Trial results have shown that yields of plants such as brinjal, onion, corn, black gram and paddy have increased 30 per cent when treated with Eucheuma Sap — a wet seaweed extract - along with NPK fertilisers, said Mr Abhiram Seth, Executive Director (Exports & External Affairs), Pepsi Foods Ltd.Similarly, okra (lady's finger), paddy and tomato yields have gone up by over 20 per cent. The sap is able to drive up the yields, as it contains plant growth stimulators such as auxins, gibberellins and cytokinins. These results were obtained by applying sap (in foliar sprays) with dilution levels ranging from two per cent to ten per cent for different plants. (NPK fertiliser contains nitrogen, phosphorus and potassium as its main nutrients.)

"We are trying to find out the optimal levels of dilution for each plant," said Mr Seth, adding that the company expects the product to hit the domestic market in about six months. On the pricing front, he said: "We have not really decided the exact levels, though the idea is to keep it at economically feasible levels with an application cost below Rs 500 per acre." The sap will not really be effective on paddy. Even though it increases productivity, the grains become heavy and tend to fall off the plants, he added.
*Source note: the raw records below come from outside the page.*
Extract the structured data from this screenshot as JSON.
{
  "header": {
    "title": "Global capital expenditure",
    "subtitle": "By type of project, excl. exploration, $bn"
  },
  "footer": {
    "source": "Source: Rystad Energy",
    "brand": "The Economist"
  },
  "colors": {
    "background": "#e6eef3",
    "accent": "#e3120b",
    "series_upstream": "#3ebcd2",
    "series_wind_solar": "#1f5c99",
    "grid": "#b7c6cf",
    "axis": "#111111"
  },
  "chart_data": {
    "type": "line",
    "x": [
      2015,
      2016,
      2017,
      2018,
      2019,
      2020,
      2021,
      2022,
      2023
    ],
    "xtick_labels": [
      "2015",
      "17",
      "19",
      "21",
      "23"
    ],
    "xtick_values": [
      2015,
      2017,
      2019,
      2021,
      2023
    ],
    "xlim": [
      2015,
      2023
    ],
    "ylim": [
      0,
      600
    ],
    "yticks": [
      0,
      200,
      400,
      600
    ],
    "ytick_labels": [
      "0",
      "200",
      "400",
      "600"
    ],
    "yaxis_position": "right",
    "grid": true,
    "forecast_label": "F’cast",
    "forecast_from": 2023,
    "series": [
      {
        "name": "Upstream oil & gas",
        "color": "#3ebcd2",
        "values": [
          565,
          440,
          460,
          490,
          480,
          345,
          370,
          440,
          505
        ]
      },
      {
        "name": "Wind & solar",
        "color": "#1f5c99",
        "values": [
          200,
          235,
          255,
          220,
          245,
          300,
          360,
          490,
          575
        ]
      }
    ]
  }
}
The company has sourced the technology for extracting `sap' from wet seaweed from the Bhavnagar-based Central Salt and Marine Chemical Research Institute (CSMCRI), a constituent laboratory of the Council for Scientific and Industrial Research (CSIR). Mr Seth said the company had acquired exclusive marketing rights for three years from CSMCRI for the technology. CSMCRI holds an international patent for the extraction method. To the seaweed farming community, Pepsi pays Rs 7.50 a kg of dry weed and 75 paise for one kg of wet weed.

According to CSMCRI analysis, Eucheuma Sap also contains nitrogen, phosphorus, potassium, organic matter, sodium calcium, magnesium, manganese, iron, copper, zinc, cobalt, molybdenum, sulphate and chloride.

Incidentally, applying sap at the germination stage has also shown impressive results in terms of increase in growth of roots and shoots. "We have done the foliar spray treatment and germination trials separately. We would now try testing the combination of both to check the results," said Mr Seth.

Moreover, while the increase in yields resulting from the usage of Eucheuma Sap as a supplement to NPK have been established, tests are now being carried to check the effectiveness of the sap without the use of NPK.

Over the last two years, the company has exported 15 containers (300 tonnes) of dry seaweed, with "each container fetching them about $10,000" in the market. From the total seaweed cultivation, around ten per cent is extracted as dry weed and the rest is wet weed, which earlier had no use.

The company has been carrying out seaweed farming along the Tamil Nadu coast since 1999 for cultivating a variety of red seaweed - Kappaphycus alvarezii. The demand was for an extract from the red sea weed - Carrageenan, which is a gel-forming agent and is widely used in the pharmaceutical, cosmetic and pet food industry.

Pepsi had acquired the dry seaweed extraction technology also from CSMCRI. Later, the CSIR body studied the characteristics of wet seaweed and extracted the Eucheuma Sap.